Preschoolers have boundless amounts of energy and are always looking for the next thing to get into. Coming up with fun and education activities for them can sometimes be a challenge, but the internet is a GREAT resource to help you come up with ideas. Here are a couple activities from the website Net Mums:
See how many objects you can find lying around the house and use them to make different textures across paper (try pine cones, combs, coins or leaves). Lay some paper over the top of the item and use crayons or chalk to rub across the top of the paper. The result will be a mixture of interesting patterns and offers a creative way to teach children about varying textures and shapes.
What you’ll need:
- Lollipop sticks
- Felt (various colours)
- Glue/needle & thread
Great for role-playing, book marking or as treats in goodie bags, these mini puppets have a multitude of uses and are super-easy to make. The best place to start is to make your animal head. Go for an elephant option (like the one illustrated above) or opt for a tiger, lion or monkey – you can draw sketches first, look for pictures in books or simply let your child use their own creativity to make the face.

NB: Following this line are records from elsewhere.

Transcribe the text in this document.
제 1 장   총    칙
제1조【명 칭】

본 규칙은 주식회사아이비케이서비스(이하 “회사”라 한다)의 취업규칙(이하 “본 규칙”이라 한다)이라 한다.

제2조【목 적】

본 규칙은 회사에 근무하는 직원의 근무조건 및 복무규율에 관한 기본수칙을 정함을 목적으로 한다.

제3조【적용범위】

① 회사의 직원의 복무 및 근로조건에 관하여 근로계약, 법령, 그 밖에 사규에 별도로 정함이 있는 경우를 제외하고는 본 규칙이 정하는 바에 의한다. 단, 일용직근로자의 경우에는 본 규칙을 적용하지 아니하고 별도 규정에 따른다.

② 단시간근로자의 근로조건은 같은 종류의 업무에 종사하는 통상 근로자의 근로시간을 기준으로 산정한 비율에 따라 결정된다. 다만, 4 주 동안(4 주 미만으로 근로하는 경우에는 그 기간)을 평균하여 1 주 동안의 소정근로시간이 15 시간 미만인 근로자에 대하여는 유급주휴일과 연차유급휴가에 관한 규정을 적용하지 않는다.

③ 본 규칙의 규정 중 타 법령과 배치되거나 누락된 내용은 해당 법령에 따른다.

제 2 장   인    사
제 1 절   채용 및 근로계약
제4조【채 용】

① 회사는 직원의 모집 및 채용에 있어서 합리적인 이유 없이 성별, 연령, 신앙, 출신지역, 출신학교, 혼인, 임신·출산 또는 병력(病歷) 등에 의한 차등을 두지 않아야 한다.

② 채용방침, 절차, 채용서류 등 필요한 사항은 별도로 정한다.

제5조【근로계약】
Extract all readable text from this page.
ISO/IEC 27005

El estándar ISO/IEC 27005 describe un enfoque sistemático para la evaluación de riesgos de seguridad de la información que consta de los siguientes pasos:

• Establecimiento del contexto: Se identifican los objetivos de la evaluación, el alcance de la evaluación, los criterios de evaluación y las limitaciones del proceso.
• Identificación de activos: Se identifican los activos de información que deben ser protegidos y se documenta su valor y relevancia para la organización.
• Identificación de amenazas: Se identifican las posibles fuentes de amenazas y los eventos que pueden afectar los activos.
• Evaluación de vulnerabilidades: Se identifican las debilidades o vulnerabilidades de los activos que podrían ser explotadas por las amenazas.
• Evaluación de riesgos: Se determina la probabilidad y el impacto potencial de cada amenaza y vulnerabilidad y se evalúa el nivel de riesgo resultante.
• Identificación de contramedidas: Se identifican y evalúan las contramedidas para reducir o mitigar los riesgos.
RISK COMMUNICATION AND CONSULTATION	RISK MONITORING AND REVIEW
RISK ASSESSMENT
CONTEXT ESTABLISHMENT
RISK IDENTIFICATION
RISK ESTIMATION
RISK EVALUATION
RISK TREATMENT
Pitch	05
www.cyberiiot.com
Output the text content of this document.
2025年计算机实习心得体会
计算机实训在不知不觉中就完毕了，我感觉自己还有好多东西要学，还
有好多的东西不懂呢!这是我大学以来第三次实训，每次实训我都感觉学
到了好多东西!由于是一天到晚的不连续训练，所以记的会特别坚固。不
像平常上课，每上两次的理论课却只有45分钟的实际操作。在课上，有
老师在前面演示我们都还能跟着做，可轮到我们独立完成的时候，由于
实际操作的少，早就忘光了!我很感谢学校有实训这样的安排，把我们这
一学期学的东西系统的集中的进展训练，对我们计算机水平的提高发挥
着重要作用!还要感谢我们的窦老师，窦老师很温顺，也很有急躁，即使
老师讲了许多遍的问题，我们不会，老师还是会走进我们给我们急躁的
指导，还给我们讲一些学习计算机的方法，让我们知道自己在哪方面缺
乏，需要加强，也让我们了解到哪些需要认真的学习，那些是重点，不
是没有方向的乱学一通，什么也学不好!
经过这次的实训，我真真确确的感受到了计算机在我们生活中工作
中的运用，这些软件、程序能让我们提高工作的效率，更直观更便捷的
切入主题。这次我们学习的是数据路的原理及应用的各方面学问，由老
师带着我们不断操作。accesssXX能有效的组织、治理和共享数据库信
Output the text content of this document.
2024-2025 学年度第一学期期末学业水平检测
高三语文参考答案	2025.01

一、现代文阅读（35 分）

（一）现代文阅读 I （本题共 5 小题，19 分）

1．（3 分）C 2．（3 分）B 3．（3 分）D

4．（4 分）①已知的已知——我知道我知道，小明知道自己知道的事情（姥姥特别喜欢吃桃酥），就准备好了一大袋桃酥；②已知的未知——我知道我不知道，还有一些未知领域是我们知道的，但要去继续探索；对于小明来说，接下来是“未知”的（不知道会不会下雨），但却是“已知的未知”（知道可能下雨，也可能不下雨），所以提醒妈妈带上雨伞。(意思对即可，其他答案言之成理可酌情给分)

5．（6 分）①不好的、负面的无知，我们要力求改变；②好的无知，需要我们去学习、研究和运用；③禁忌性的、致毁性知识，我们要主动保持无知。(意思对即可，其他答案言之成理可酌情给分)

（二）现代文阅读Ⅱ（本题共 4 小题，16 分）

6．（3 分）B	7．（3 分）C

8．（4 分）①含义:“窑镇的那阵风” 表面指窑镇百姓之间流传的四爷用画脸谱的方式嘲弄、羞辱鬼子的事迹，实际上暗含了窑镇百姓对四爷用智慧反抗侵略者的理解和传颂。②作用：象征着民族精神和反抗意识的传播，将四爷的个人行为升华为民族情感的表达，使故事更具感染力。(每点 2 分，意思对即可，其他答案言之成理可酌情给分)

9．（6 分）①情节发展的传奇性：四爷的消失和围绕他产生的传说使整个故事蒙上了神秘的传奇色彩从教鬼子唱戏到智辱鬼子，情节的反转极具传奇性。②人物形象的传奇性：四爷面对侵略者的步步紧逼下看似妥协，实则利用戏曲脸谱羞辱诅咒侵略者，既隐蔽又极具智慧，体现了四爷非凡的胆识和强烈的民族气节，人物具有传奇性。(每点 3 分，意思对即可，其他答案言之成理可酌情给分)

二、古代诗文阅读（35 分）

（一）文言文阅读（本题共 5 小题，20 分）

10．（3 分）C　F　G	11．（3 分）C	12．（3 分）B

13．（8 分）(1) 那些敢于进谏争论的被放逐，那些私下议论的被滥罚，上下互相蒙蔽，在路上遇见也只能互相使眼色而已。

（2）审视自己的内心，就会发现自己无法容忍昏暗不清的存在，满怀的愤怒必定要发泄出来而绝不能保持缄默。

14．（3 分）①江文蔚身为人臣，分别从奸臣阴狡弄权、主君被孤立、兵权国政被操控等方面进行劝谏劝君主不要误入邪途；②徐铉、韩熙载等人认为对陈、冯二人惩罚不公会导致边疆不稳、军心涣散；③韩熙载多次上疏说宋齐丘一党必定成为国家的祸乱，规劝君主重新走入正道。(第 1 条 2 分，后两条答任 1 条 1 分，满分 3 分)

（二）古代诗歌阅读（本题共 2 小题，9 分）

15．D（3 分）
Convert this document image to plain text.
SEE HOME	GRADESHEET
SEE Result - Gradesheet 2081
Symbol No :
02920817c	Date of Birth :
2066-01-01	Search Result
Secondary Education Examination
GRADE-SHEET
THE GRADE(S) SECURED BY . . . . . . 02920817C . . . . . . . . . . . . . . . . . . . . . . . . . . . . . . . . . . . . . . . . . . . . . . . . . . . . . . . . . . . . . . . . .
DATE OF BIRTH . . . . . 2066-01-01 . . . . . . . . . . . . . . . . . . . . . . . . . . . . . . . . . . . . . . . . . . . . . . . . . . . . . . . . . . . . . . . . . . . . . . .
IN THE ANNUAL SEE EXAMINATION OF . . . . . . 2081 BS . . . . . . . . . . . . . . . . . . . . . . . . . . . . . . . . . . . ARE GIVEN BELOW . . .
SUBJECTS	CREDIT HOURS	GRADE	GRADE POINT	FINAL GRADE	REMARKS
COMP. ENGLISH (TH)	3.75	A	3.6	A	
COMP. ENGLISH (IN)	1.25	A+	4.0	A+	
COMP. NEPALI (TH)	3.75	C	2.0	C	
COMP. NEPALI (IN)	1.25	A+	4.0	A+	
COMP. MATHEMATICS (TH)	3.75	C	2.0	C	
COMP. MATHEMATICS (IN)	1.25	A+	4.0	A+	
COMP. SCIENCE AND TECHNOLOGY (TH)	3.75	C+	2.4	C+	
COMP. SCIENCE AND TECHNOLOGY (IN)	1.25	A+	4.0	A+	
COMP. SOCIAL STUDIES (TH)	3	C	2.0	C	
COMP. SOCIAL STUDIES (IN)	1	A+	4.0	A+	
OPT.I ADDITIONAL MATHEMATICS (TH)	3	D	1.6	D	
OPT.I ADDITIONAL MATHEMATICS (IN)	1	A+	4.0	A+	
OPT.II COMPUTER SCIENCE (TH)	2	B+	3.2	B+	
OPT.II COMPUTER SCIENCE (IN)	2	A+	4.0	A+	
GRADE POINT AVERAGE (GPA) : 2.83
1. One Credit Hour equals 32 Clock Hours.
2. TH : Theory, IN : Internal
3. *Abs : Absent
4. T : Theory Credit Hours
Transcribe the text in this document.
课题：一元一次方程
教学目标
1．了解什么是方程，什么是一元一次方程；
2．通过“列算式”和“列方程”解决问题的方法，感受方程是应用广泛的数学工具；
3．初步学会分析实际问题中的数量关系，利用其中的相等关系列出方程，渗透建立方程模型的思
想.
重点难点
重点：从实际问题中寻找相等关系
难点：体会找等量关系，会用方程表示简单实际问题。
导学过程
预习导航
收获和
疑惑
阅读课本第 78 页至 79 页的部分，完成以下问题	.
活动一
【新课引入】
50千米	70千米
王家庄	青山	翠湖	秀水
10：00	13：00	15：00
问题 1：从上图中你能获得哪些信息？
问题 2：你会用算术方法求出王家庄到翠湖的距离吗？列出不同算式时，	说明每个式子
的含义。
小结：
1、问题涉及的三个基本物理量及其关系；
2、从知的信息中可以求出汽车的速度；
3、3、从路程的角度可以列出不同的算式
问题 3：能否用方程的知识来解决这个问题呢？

Help them cut the shapes out with scissors and stick the felt together with glue. For the eyes, use white felt with black felt tip on top or buy some ready made ‘beady eyes’ from your local craft shop. All that’s left to do is mount it onto the stick and hey-presto, you have a ready-made lollipop puppet!
Big feet, little feet
Encourage your child to think about size. A fun way of doing this is to do hand or foot prints and then see whose print is the biggest. Help your child to cut the prints out and add additional decorations (crayon or pen patterns over the dried paint prints). Get the whole family involved so children can see the difference between, say, Baby Brother’s footprint and Daddy’s footprint. Your child can then line them up in order of size, with each family members name written on them.
Letters in the sand
Make a sand tray using some play sand and place it on the table in front of your child. Cut out some letters or use your child’s magnetic letters as a visual reference and let your child practise writing different letters in the sand with their fingers. A simple activity, good for younger children, which works equally well with paper and finger paints.